Our use case would be creating a user, given a unique constraint on their usernames. Would like to attempt to create the user entity within a subtransaction, so that if the proposed username is already in use as dictated by the database, then the subtransaction could be aborted (since it is now hosed due to violating a unique constraint). The driving code in the outer transaction could then back up and retry using a different (autogenerated) username.
Doing the user creation in a RequiresNew SLSB method won't do because if the original transaction rolls back, we certainly don't want the user to remain in there.
Currently we've implemented via a findByName call, followed by a create if the finder fails. Of course that's a race condition though. I guess we could code the automatic username generation user creation ultimately as a stored procedure, but that seems ugly.
With PostgreSQL about to support nested transactions, just wondering if we lowly EJB app developers are allowed to get that close to the metal. Sad when SQL is considered close to the metal.
There is nothing wrong with using JDBC and SQL within an EJB.
Entity beans (and any Object-to-Relational-Mapping tool for that matter) are meant to make the common CRUD database operations easier. Anytime you need to do something strange or performance-intensive, you can fall back to JDBC/SQL or even stored procedures.

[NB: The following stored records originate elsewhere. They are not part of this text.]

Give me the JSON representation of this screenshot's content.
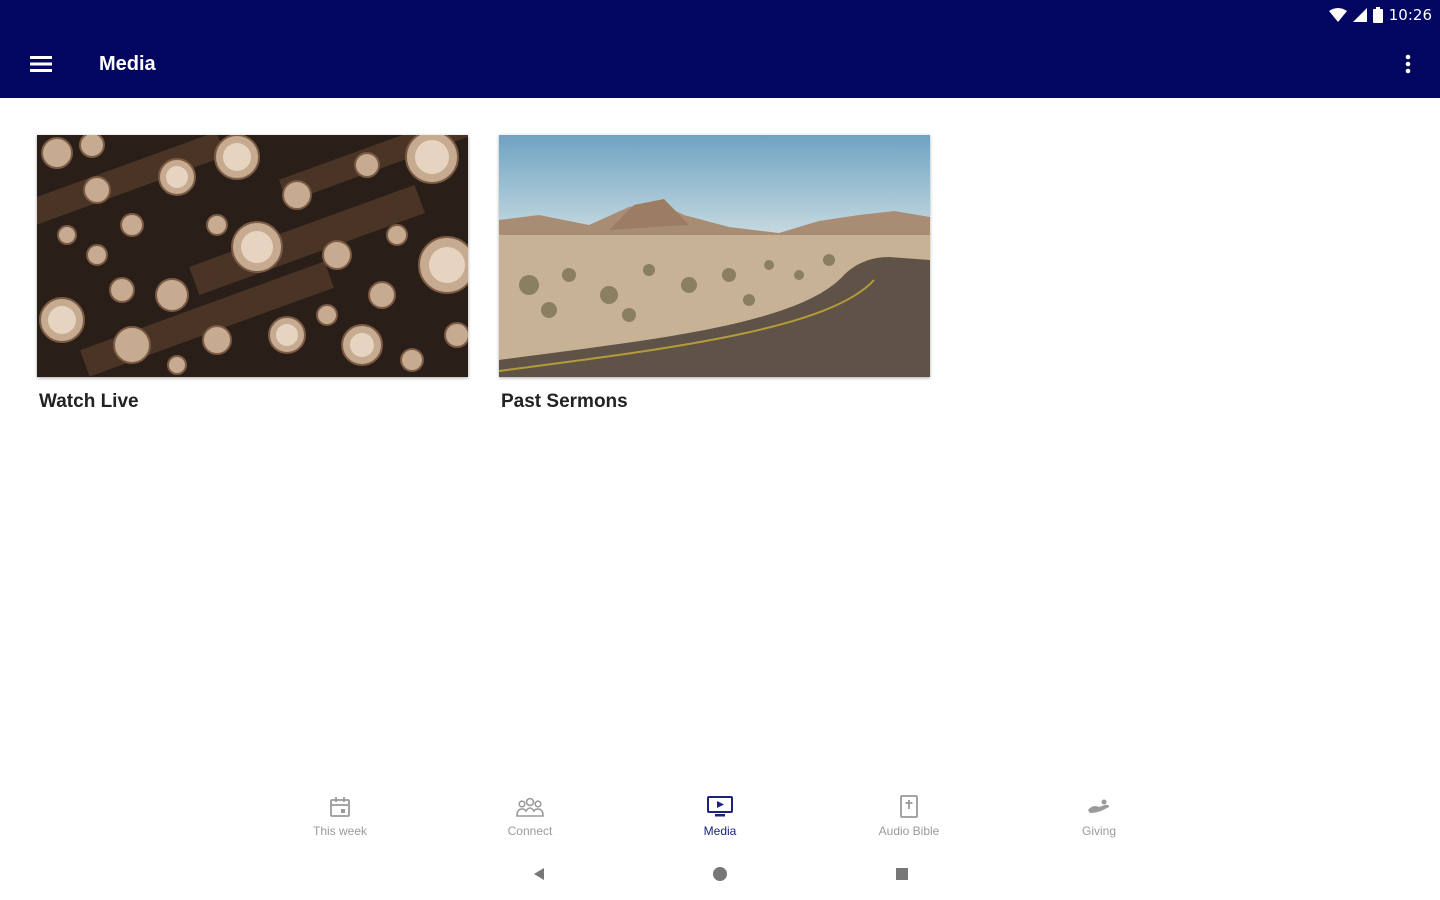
{
  "status_bar": {
    "time": "10:26"
  },
  "app_bar": {
    "title": "Media"
  },
  "cards": [
    {
      "label": "Watch Live"
    },
    {
      "label": "Past Sermons"
    }
  ],
  "bottom_nav": {
    "items": [
      {
        "label": "This week",
        "icon": "calendar-icon"
      },
      {
        "label": "Connect",
        "icon": "people-icon"
      },
      {
        "label": "Media",
        "icon": "monitor-play-icon",
        "active": true
      },
      {
        "label": "Audio Bible",
        "icon": "bible-icon"
      },
      {
        "label": "Giving",
        "icon": "giving-hand-icon"
      }
    ]
  },
  "colors": {
    "app_bar": "#020660",
    "active_nav": "#1a237e",
    "inactive_nav": "#9a9a9a"
  }
}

I have an idea.My genuine question for u is do u really need a nested database operation?I don't think so.With help of primary key concept(a variable/or a class), you can immediately throw exception in case u r trying to insert a row with same primary key that is, USER_ID. So, my sugestion is, if it throws exception, then again create another id(don't know how do u create) user id and get it insreted inside EXCEPTION BLOCK of code.
Please reply if it suits u.
Can't do that, Pratap, because the JDBC connection is hosed until the current transaction rolls back. We have primary key constraint on the username. If the exception block then tries a different name, it fails with the database backend complaining that the only thing that can be done with this transaction is rollback. Which is why they're implementing nested transactions in the postgres backend.
Ended up not attempting to use auto-generated usernames. Just too ugly code-wise, and didn't generate usernames that the users were going to be happy with anyway.